I have started to appreciate the fact that I have a twin sister, someone who really understands me and with whom I share my existence with – in fact, I couldn’t imagine my life without her. But for a long time I saw being a twin as a weakness, at times I even felt like a freak. Even today, I sometimes avoid certain types of social situations because I am afraid that people will confuse me with my sister. These kinds of incidents make me feel uncomfortable and embarrassed at the same time. It is hard to create a solid, healthy identity when the world around you is never quite sure whether you are you or your sister and is at the same time demanding individuality. I am so tired of hearing those bad jokes about how we look alike, and stories of how people got us mixed up. It makes me feel like a clown, and sometimes I even want to avoid being in public places with her, just because of feeling that I don’t have the energy to squeeze that fake smile on my face again, and pretend it is so funny that we look and sound alike.

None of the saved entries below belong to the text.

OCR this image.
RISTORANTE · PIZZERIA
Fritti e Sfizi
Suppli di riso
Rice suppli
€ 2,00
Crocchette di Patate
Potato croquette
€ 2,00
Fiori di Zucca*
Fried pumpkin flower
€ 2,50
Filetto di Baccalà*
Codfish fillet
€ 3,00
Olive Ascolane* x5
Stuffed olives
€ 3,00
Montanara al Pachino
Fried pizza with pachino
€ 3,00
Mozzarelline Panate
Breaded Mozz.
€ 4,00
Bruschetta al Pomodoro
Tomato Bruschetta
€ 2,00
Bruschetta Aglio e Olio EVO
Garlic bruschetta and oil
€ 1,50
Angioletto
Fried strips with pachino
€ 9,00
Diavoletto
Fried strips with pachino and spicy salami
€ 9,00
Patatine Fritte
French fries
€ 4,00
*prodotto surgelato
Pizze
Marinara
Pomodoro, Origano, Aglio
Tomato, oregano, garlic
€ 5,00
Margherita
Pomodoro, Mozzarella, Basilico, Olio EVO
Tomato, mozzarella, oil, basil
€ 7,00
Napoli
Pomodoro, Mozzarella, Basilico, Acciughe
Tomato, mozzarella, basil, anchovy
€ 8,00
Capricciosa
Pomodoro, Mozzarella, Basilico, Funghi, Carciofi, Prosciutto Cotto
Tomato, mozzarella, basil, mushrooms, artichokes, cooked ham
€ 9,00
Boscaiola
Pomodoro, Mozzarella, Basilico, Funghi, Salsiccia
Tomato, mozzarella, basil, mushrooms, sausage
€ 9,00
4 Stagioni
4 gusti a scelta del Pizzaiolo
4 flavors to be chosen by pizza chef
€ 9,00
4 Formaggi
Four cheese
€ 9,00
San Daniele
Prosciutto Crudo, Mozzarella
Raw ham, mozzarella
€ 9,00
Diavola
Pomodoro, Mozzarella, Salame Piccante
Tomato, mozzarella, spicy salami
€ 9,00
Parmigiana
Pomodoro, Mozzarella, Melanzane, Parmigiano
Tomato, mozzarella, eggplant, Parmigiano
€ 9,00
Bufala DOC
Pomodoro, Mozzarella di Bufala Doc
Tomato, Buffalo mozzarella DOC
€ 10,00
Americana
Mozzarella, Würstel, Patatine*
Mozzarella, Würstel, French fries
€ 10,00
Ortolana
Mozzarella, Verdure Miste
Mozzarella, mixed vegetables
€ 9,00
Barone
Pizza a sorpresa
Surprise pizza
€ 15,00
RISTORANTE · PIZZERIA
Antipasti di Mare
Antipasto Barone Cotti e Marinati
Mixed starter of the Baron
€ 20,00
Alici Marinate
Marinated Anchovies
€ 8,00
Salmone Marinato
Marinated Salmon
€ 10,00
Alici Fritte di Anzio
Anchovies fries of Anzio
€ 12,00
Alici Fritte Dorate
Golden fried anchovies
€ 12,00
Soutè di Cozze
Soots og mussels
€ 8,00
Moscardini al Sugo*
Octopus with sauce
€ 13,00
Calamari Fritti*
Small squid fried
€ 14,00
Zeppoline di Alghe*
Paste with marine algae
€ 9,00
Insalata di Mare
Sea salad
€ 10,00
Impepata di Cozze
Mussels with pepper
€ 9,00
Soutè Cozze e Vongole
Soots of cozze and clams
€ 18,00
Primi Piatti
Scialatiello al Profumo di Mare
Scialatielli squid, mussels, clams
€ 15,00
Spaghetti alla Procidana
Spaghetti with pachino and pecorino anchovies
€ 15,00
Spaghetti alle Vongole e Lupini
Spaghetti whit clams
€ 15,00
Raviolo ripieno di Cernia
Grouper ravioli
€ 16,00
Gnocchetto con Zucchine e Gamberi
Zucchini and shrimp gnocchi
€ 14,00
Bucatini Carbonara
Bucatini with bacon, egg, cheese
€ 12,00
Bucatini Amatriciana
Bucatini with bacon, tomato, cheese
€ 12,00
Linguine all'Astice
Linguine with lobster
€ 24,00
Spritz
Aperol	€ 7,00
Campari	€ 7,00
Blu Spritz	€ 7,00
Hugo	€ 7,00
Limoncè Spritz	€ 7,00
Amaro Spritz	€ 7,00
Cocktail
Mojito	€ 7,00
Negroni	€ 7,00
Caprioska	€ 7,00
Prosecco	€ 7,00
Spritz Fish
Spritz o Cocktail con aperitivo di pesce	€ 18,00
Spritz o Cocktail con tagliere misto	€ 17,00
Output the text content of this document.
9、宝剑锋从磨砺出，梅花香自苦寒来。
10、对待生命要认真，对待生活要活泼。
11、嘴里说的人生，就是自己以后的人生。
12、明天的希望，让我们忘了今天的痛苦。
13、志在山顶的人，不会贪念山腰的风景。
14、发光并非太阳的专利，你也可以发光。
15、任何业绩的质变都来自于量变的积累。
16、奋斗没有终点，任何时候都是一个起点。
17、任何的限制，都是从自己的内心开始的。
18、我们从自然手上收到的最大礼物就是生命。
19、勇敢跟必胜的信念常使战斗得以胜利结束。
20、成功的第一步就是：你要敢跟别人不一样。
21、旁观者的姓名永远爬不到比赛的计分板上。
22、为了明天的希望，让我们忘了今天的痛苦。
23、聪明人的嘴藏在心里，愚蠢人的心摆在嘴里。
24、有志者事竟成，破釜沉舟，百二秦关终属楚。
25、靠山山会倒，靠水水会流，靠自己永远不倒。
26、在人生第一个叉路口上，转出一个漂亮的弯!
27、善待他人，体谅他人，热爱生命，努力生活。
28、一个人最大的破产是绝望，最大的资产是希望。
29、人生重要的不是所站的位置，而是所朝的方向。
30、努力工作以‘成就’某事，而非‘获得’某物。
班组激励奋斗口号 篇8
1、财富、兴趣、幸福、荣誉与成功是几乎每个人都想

Sure, I know it is not my fault or the fault of the people who always confused us or pretended to do so because they thought it was a good joke. Rather, I think that the problem is in the western culture and popular media which portrays anything other than the norm as “unnatural”. A spectacle: something to stare at in the zoo or the circus. This is what makes us feel bad about being different. In fact, hidden from the public discourse, there are twins and other people who don’t fit the norm everywhere. I think it’s about time our society starts appreciating plurality and diversity instead of trying to put us all in the same mold and make us feel ashamed of the very things that make us who we are: the things that are in the core of our existence.

In my point of view the individualistic western culture is the most homogenizing one. It pressures us to fit the norm, to be like everybody else. It doesn’t appreciate diversity but instead sees it as a problem. Interpreted against concepts like equality and human rights, differences and diversity are something the individualistic western culture wants to integrate: get rid of as potential sources for inequality and social conflicts. Empathy, solidarity and collectivity as personal characteristics are treated as signs of weakness; people are expected and taught to act most and foremost according to their own interest. Well, I am sorry, but I will never be able to act or think like that and neither will many other people – those coming from more collective cultures and those who don’t believe in personal gain at the expense of common interest.